ContentsTOPベテラン職人の素顔稲吉 勝人
 



「ガガガッ……!」というミシンの音が賑やかな日中の工房に、周囲とは明らかに違う空気を持ったひとりの熟練職人がいる。その名は稲吉勝人。専門はボストンバッグをはじめとする一般バッグで、東京都知事賞をはじめ日本かばん協会や全国百貨店組合等が主宰する各種鞄コンクールで数多の入賞経験を持ち、70歳を越えた今もなお現役という超熟練職人だ。現在は土屋鞄製造所主宰・土屋國男との40年以上にわたる親交から工房の作業に加わるとともに、若手・中堅職人の技術アドバイザーとして後進の指導に当たる。作業中は沈思黙考といった風情だが、普段は微笑を絶やさない温厚な職人だ。
さてその稲吉さんの職歴は実に53年を数える。だが「父と兄が“何でも職人”で、鞄から背広にいたるまで、ミシンでできるものは何でも作っていた」ということで、実はずっと小さい頃から自然とものづくりに親しんでいたという。そんな環境から、さぞかし厳しい訓練を施されたのでは……と思い尋ねてみると、「いやあ、何にも教わらなかったねえ。僕のは全部、自己流」とのお答え。なんと「作業を見ているだけで、同じことがすぐできたんだよね」ということで、稲吉さんは、他から教わることなしにひとりで技術を習得してしまったのだそうだ。まさに、職人になるべくして生まれたような人なのである。

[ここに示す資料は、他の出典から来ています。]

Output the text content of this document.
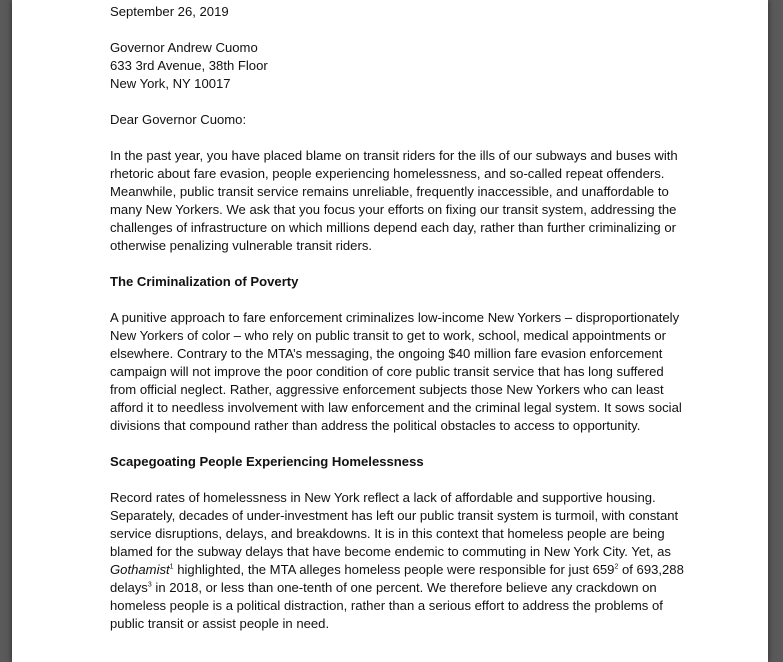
September 26, 2019

Governor Andrew Cuomo

633 3rd Avenue, 38th Floor

New York, NY 10017

Dear Governor Cuomo:

In the past year, you have placed blame on transit riders for the ills of our subways and buses with rhetoric about fare evasion, people experiencing homelessness, and so-called repeat offenders. Meanwhile, public transit service remains unreliable, frequently inaccessible, and unaffordable to many New Yorkers. We ask that you focus your efforts on fixing our transit system, addressing the challenges of infrastructure on which millions depend each day, rather than further criminalizing or otherwise penalizing vulnerable transit riders.

The Criminalization of Poverty

A punitive approach to fare enforcement criminalizes low-income New Yorkers – disproportionately New Yorkers of color – who rely on public transit to get to work, school, medical appointments or elsewhere. Contrary to the MTA’s messaging, the ongoing $40 million fare evasion enforcement campaign will not improve the poor condition of core public transit service that has long suffered from official neglect. Rather, aggressive enforcement subjects those New Yorkers who can least afford it to needless involvement with law enforcement and the criminal legal system. It sows social divisions that compound rather than address the political obstacles to access to opportunity.

Scapegoating People Experiencing Homelessness

Record rates of homelessness in New York reflect a lack of affordable and supportive housing. Separately, decades of under-investment has left our public transit system is turmoil, with constant service disruptions, delays, and breakdowns. It is in this context that homeless people are being blamed for the subway delays that have become endemic to commuting in New York City. Yet, as Gothamist$^1$ highlighted, the MTA alleges homeless people were responsible for just $659^2$ of 693,288 delays$^3$ in 2018, or less than one-tenth of one percent. We therefore believe any crackdown on homeless people is a political distraction, rather than a serious effort to address the problems of public transit or assist people in need.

そんな稲吉さんだが、ごく若い頃は思うところあって、最初はなんとサラリーマンとして就職。ところが全身に流れる職人一家の血がそれを許さなかったのか、そこを1年ちょっとで退職。今度は、いきなり鞄職人として独立してしまったのだ。それから鞄職人として生きること53年。人知れぬ苦労がゴマンとあったはずだが、稲吉さんは天性の才能と貪欲なまでの研究心、そして常に最高を求める職人魂でメキメキと腕を上げる。その結果、各種鞄コンクールで賞を次々に獲得し、様々なメーカーの見本製作を依頼されるまでになった。しかし「実は飽きっぽい質でね。同じものを何百とつくるのは性に合わないんだ」という稲吉さんはどこにも属さず、一匹狼として鞄製作を続けていく。それでも稲吉さんのもとには注文がひっきりなしに入ってきたというから、それだけ評価が高かったのだ。

だが真に驚くべきは、稲吉さんの製作スタイルである。普通、製品の完成までには何度も試作をつくり、手直ししながら作っていくが、稲吉さんは違う。「つくるときは一回で完成させる。それが僕の流儀でね」。何と、稲吉さんは頭の中で徹底的に設計を練り込み、完璧な組み立てを脳裏に描いてから型紙を切り、そのまま鞄をつくってしまうのだ。それで、ほとんど失敗したことがないというのだからすごい。まさに一発必中だ。ちなみに稲吉さんは、街で見かけた気になるバッグを記憶し、家に帰ってからそれをそっくり再現することができるという。デザインを見ただけで、そのおおよその設計図が頭に浮かんでくるのだそうだ。一発製作とは、そのような凄まじいセンスと豊富な経験値をもってしてはじめて可能な神業。稲吉さんこそ、まさに“必殺仕事職人”というに相応しい匠だ。